Bazı devletler de silah zoruyla bir topluluğa sahip olurlar. Kendileri kurallar koyarlar, halkı o kurallara uydururlar. Halk kerhen de olsa o kurallara uyar. Uymazlarsa güç onları uydurur.
Yani devleti ya kurallı topluluklar kurarlar ve güçlenirler. Yahut bir güç topluluğu oluşturur ve kuralları koyar. Ama her ikisinde de devlet ciddiyeti söz konusudur. Kuralları delenler varsa onları yola getirecek kuvvet mevcut olmalıdır.
*
Şimdi yukarıdaki kriterleri ele alalım.
Kurulan bir devlet yıkılmaktadır. Halk kurallara uymuyor. Güç var ama kurallara göre hareket ettiği zaman o topluğu koruyamamaktadır. Devlet yıkılacaktır.
Yöneticiler de kural dışına çıkıp devleti kurtarmalı mıdırlar, yoksa devleti yıkmak isteyenlerin yıkmalarına izin vermeli midirler?
Anayasalarda bunun için hükümler getirilmiştir. Eğer kurallarla devlet idare edilemiyorsa, artık devletin varlığı tehlikeye girecekse, o takdirde devlet sıkıyönetim ilan eder ve kural dışı uygulamalarla devlet kurtarılır. Dünyanın bütün anayasalarında bu mevcuttur.
Kur’an da “haramlar kısas iledir” diyor. Eğer bir topluluk kurallara uymuyorsa onlara karşı kural dışı davranmak meşrudur. O halde her halükârda -kural içi veya kural dışı- devletin yıkılışına izin verilmez. Önce devlet sonra hukuk söz konusudur. Belki yeni kurulurken önce hukuk sonra kuvvet olur ama kurulu düzeni bozmak isteyenlere karşı kuvvet kullanılır.
*
Şimdi bir soru vardır: Devlet telefonları dinlemeli midir, buna hakkı var mıdır?

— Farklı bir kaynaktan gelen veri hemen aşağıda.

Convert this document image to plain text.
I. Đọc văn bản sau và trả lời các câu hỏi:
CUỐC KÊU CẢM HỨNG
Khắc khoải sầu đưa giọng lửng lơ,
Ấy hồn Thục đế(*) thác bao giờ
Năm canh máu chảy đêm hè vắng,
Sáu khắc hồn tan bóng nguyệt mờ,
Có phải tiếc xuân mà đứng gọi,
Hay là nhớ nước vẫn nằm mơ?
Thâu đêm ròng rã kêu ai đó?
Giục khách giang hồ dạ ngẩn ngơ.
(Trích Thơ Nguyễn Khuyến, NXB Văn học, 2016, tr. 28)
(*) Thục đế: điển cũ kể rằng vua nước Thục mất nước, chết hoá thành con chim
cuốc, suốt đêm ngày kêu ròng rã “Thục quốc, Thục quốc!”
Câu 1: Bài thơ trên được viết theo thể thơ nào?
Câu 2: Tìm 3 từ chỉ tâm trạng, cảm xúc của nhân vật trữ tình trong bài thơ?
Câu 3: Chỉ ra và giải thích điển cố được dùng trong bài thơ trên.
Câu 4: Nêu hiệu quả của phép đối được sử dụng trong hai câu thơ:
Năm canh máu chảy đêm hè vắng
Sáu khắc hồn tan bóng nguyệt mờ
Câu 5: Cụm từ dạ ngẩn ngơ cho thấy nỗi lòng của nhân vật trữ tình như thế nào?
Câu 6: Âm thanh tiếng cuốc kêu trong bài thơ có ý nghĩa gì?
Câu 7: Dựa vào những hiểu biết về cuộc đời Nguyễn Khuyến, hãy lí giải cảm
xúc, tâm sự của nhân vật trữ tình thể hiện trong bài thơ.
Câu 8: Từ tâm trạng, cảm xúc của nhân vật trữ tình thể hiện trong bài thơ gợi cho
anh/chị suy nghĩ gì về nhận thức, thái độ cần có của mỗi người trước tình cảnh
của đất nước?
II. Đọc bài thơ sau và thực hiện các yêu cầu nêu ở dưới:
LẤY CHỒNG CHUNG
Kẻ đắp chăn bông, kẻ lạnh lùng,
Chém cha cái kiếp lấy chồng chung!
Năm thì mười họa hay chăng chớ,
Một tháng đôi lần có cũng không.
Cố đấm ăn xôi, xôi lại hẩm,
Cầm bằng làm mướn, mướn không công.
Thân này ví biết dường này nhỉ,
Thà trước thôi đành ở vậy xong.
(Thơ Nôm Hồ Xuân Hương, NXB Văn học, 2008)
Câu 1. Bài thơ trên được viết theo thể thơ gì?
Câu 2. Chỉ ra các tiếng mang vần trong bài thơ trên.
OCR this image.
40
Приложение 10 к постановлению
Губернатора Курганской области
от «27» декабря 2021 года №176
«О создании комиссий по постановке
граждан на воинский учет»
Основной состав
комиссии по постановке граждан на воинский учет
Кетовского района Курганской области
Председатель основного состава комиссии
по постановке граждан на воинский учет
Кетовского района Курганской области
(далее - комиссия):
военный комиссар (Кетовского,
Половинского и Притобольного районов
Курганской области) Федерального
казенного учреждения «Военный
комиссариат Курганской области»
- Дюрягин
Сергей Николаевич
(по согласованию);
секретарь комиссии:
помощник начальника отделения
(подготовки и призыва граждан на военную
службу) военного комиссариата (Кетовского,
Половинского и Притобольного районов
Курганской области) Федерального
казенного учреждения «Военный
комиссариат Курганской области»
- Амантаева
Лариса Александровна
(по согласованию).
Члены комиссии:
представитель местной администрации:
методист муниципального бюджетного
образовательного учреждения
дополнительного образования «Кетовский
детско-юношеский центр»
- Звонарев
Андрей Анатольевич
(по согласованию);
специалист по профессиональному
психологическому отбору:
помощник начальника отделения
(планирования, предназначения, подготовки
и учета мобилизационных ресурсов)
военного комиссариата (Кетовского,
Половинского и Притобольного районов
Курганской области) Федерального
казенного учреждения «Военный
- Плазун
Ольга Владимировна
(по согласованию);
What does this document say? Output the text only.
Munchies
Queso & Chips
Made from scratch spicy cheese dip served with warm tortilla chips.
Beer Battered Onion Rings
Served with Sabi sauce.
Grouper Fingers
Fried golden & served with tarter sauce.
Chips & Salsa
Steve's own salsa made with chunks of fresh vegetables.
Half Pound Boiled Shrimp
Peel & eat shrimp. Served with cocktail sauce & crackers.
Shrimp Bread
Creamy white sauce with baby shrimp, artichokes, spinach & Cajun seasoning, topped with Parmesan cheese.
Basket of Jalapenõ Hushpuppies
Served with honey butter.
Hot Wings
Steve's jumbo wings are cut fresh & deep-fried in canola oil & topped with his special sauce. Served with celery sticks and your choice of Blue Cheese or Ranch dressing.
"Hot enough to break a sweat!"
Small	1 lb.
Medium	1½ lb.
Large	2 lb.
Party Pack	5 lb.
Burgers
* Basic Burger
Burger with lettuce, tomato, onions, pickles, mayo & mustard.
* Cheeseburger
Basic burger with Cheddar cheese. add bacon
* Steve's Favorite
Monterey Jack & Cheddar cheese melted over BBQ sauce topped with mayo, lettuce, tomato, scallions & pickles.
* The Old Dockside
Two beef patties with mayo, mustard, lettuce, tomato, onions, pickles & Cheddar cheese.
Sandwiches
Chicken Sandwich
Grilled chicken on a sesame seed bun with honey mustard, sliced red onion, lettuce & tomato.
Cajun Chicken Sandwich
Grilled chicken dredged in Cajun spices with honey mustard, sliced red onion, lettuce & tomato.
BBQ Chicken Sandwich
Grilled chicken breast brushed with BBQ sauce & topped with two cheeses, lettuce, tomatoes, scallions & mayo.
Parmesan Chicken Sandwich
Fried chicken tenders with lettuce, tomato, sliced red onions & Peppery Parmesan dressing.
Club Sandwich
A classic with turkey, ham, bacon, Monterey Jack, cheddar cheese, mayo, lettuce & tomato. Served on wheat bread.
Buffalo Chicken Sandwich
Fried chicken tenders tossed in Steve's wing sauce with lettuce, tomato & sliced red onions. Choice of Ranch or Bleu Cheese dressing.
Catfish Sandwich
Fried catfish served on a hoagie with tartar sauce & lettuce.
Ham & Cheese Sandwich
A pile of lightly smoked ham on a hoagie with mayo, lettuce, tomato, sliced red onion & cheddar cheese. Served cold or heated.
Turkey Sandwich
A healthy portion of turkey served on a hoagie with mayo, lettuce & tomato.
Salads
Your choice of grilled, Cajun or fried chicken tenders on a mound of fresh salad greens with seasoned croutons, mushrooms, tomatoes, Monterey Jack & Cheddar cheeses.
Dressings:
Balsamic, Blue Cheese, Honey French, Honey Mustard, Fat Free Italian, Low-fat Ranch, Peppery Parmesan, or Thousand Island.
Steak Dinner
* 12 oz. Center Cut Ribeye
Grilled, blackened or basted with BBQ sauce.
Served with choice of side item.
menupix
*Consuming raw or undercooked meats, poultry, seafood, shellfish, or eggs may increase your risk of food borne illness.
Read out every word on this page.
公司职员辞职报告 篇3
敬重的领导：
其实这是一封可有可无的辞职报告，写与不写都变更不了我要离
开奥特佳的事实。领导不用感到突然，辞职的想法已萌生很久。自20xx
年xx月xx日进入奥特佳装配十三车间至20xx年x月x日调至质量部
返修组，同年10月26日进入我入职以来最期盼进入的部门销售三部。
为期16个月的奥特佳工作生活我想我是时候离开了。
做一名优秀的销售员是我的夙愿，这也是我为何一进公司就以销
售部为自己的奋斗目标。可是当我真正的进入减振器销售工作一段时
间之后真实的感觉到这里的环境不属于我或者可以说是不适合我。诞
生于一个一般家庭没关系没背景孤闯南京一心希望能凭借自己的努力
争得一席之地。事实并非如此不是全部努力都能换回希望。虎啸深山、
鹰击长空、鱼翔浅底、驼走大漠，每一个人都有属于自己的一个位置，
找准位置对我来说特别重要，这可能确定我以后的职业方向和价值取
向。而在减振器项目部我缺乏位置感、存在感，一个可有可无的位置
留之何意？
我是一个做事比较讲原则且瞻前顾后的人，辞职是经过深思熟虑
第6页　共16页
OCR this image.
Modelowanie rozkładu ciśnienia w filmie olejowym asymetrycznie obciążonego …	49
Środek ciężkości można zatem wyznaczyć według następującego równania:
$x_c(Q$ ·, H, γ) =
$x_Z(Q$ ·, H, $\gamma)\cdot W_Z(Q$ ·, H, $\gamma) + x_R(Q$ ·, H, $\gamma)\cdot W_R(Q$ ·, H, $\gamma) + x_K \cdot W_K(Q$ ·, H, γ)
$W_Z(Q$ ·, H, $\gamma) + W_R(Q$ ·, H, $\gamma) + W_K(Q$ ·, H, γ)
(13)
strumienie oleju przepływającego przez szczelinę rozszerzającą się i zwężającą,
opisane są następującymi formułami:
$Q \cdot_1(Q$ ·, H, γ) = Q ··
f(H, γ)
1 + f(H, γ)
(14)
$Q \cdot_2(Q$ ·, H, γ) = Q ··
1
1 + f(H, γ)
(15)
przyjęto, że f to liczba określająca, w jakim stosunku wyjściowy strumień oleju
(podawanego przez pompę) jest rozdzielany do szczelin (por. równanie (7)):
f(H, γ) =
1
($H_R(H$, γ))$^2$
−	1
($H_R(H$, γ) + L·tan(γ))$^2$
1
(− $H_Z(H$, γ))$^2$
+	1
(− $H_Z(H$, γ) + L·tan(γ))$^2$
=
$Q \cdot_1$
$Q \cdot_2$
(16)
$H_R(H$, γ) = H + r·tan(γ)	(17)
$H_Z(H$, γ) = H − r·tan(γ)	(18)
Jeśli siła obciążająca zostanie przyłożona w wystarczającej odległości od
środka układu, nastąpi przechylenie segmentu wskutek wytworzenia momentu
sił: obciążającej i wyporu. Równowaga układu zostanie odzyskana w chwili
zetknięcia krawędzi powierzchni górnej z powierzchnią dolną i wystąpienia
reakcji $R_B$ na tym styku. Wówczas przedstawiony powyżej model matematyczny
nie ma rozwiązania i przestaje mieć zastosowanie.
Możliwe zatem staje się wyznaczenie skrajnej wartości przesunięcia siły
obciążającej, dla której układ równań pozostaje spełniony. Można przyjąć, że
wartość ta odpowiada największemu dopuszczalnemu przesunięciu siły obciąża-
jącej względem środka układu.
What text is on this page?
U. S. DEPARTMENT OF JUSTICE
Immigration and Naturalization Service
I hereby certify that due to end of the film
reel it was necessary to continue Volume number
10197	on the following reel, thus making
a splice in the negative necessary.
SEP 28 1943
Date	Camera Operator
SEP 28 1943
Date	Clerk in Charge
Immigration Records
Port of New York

Mahremiyet diye bir kavram vardır. Aile mahremiyeti vardır. Karı kocanın birbirleri ile konuşması dinlenmez. Karı kocanın odasına izinsiz girilmez. Askeri görüşmeler dinlenip kayda alınmaz. Bunlar sayılıdır. Kanun bunları sayar.
Bunların dışındaki görüşmeler ve konuşmalar ne diye gizli olsun. Benim telefonumu isteyen istediği kadar dinlesin, bana ne zararı vardır. Eğer devlet görevini yapacaksa gerekli gördüğü yerde kişileri dinler.
Peki, ama buna kim karar verecek?
Devlet telefonumu ancak bucak başkanının izni ile dinleyebilir. Söylenenlerden saklanması gerekenler saklanır, diğerleri imha edilir. Saklanması gerekenler de dinlenen kimseye hemen ulaştırılır ve savunması alınır.
Demek ki yapılacak iş ikidir.
Bir kişinin telefonu ancak onun bucak başkanının izin vermesi ile dinlenir. Dinlendikten sonra gereksiz kayıtlar hemen silinir, mahrem olanlar hemen silinir. Arşivlenenlerde adları geçenler haberdar edilir.
Askeri kayıtları ordu her zaman yapar. Sıkıyönetim ve savaş dışı olanları hiçbir zaman izhar edemez ve bir yerde kullanamaz.